А еще за эту неделю я наконец дочитала «Графа Монте-Кристо». Очень тяжелое оказалось чтение, хотя что-то такое я подозревала с самого начала: если «наш» Дюма дал своему герою почти безграничные возможности, противопоставляя месть и милосердие, то здесь… Безграничные возможности и порожденная ими мания величия сыграли с Эдмоном Дантесом злую шутку: присвоив себе миссию божественного правосудия, он перешел установленные рамки. Основные вехи сюжета остались теми же, но впечатление от них складывалось иной раз прямо противоположное, чем в знакомой мне истории. Подстрекательство к преступлениям — все смерти в семействе де Вильфор, зарезанный ювелир, соблазненный на нарушение служебного долга телеграфист, «проделки» лже-Кавальканти легли, как выразился Дюма, черными гирями на чашу весов терпения Господнего. Немилосердное отношение к женщинам, одна из которых и без того страдала всю жизнь, поверив вестям о его смерти, а другая и вовсе — всего лишь родила от любовника и тут же потеряла этого ребенка. Пусть она и была виновна, нарушив супружеские клятвы, но уже получила свое воздаяние, и не постороннему человеку было судить ее снова.
Даже то, что граф держал при себе Гайде, пряча ее от мира лишь ради красивой мести, и заронил в душу несчастной девочки любовь — в кого еще она могла бы влюбиться, не видя иных людей рядом с собой?! Никогда не рассматривала эту пару с такой точки зрения.
Так что финального «ждать и надеяться» здесь не получилось. Эдмон пришел к финалу опустошенный и разбитый, со страшным осознанием: «Присваивая себе полномочия Господа, я выразил неверие в Его промысел и тем оскорбил Его». Тех крох милосердия, которые все же проявил Монте-Кристо, здесь оказалось слишком мало для его примирения с собой…
Я плакала на финальной сцене — скромная свадьба Альбера и Гайде в той самой церкви, где должны были венчать Эдмона и Мерседес, тайком пришедший на нее Эдмон, его мысль: «Пусть хотя бы у наших детей все будет правильно», — и узнавшая его Мерседес, спешащая остановить, не дать уйти снова… Что ж, беременность многих делает сентиментальными, я не исключение.
А в парк мы с Олежкой все-таки съездили — под конец недели карантина, когда Анастасия Васильевна «дала добро» моему мальчику на прогулки в любое время, школу с понедельника и бассейн через две недели. Счастливый ребенок побывал на всех каруселях, три раза подряд прокатился на паровозике и два — на пони, мы с ним зашли в комнату смеха, в «хулиганский тир», где нужно было стрелять из рогатки по воздушным шарикам, в живой уголок. Кстати, больше всего моему малышу понравились не веселые обезьянки, не худой после спячки медведь и не облезлый, как будто недолинявший, одногорбый верблюд, не разнообразные птицы, от степного орла до пестрых попугаев, в слишком тесных, на мой взгляд, вольерах, и даже не рыжая «лисичка-сестричка», а самые обыкновенные кролики.
Мы долго стояли перед большой клеткой, в которой флегматичная белая крольчиха щипала сено из решетчатой кормушки, а вокруг нее прыгали белые и серые крольчата.
— Мама, — Олежка состроил умоляюще-жалобную рожицу, — давай дома таких заведем. Пожалуйста!
— Но я не знаю, как за ними ухаживать, — растерялась я. И тут же подумала: а почему, собственно, нет? Узнать не проблема. А кролики, как говорится, это не только ценный мех…

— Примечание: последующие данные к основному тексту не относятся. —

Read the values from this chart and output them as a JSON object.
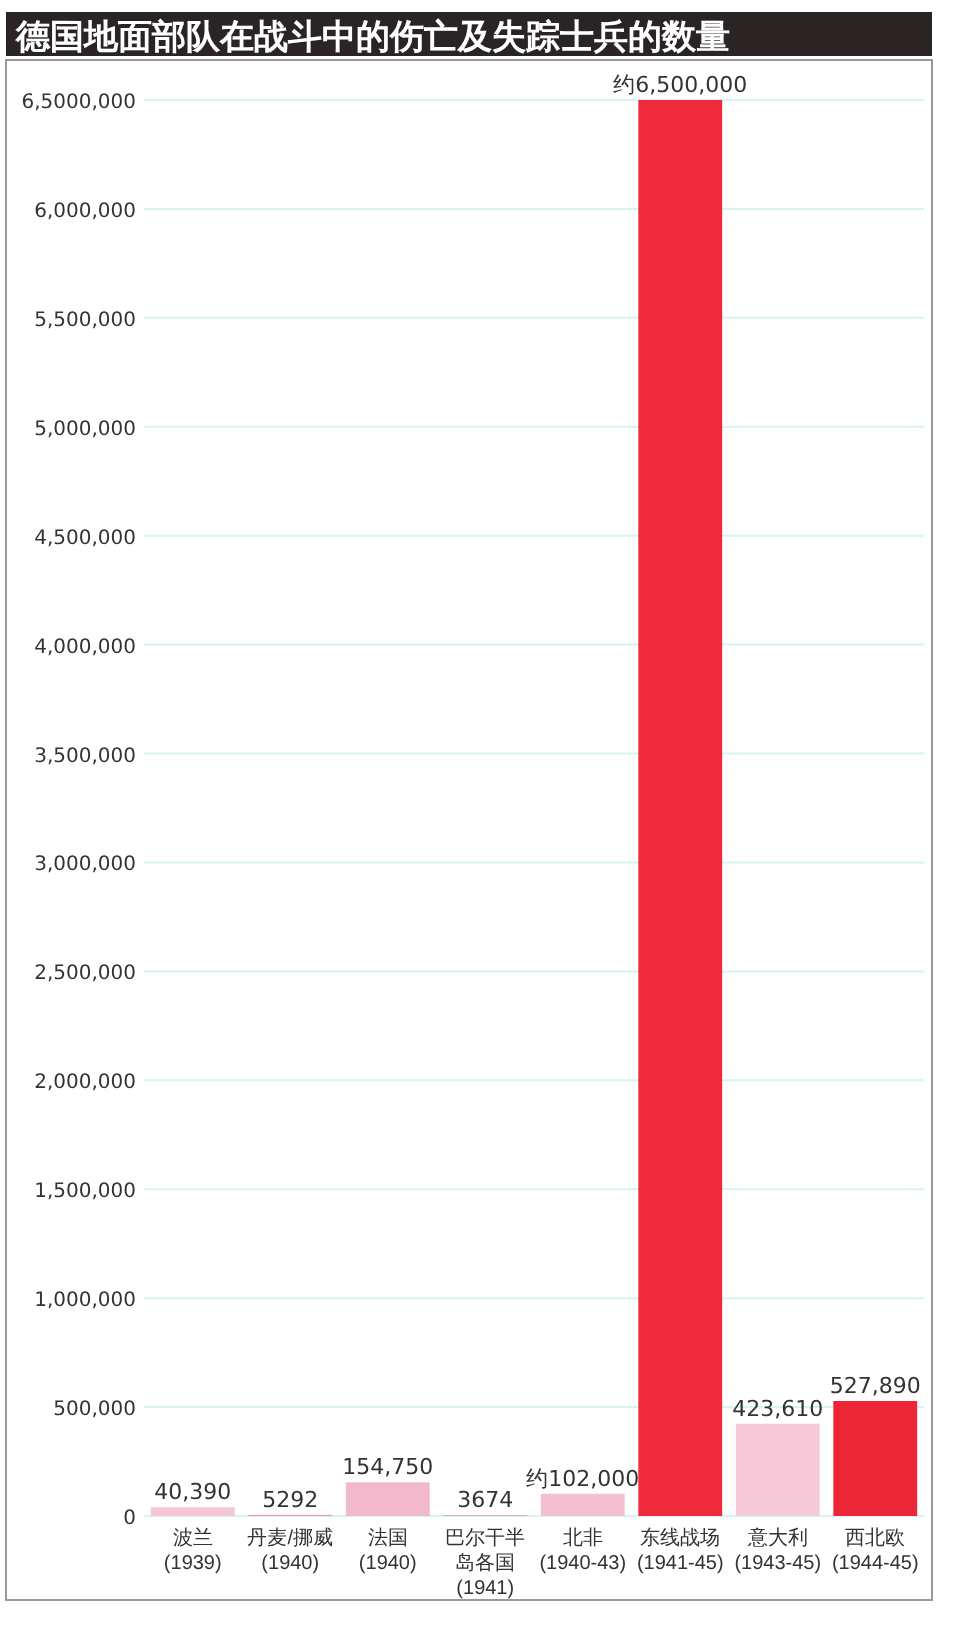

— Мамочка, ну давай. Как ухаживать, можно у бабы Лики с дедой Ваней спросить. А я буду их кормить, честно-честно! И травку для них рвать.
— С дедом, — машинально поправила я. — Погоди, а баба Лика и дед Ваня это кто?
— Лешины баба с дедой, ой, с дедом, — малыш посмотрел на меня так, будто я прекрасно должна была знать этих таинственных бабу с дедом. Хотя… может, и должна. Леша — это ведь один из приятелей Олежки, по нашей же улице живет, через два квартала.
— Ах да, я не сообразила сразу. Ну, хорошо, давай у них все спросим, а потом решим. Я, в общем, не против кроликов, но только, если мы сможем за ними хорошо ухаживать.
— Мы сможем! — сынуля чуть не запрыгал от радости, а я спохватилась:
— Только давай договоримся, у папы тоже нужно спросить.
— Папа разрешит, — уверенно сказал наш мелкий вымогатель. А я подумала: пусть Костя сам ему объясняет, что кроликов вообще-то держат не для того, чтобы гладить и тискать, а ради шкурок и мяса. Как-то не хочется мне детской моральной травмы, а с другой стороны, когда-то же нужно ребенку узнавать суровую правду жизни? Вот и пусть у них будет мужской разговор… о кроликах.
Потом мы купили булку и кормили уток и лебедей с мостика над прудом, а под конец прогулки, когда у меня уже ноги подкашивались от усталости, «приземлились» отдохнуть в кафе. Единственным разочарованием для малыша стал категорический запрет на мороженое и холодную газировку.
— Ну-у, ма-ама, — канючил он, — я ведь уже не болею!
— А хочешь снова заболеть?
— Ну-у, я же потихоньку, по чуть-чуточке!
— Нет, — я была неумолима. — Ничего холодного еще две недели. Сынок, давай побережем твое горло, в конце концов, есть очень много вкусненького, что тебе можно. Можем купить домой тортик или пирожных, а то у нас ничего нет к чаю, кроме варенья, а я слишком устала, чтобы печь.
— Давай тортик, — обрадовался сынуля. — Тебе нельзя уставать, папа говорил.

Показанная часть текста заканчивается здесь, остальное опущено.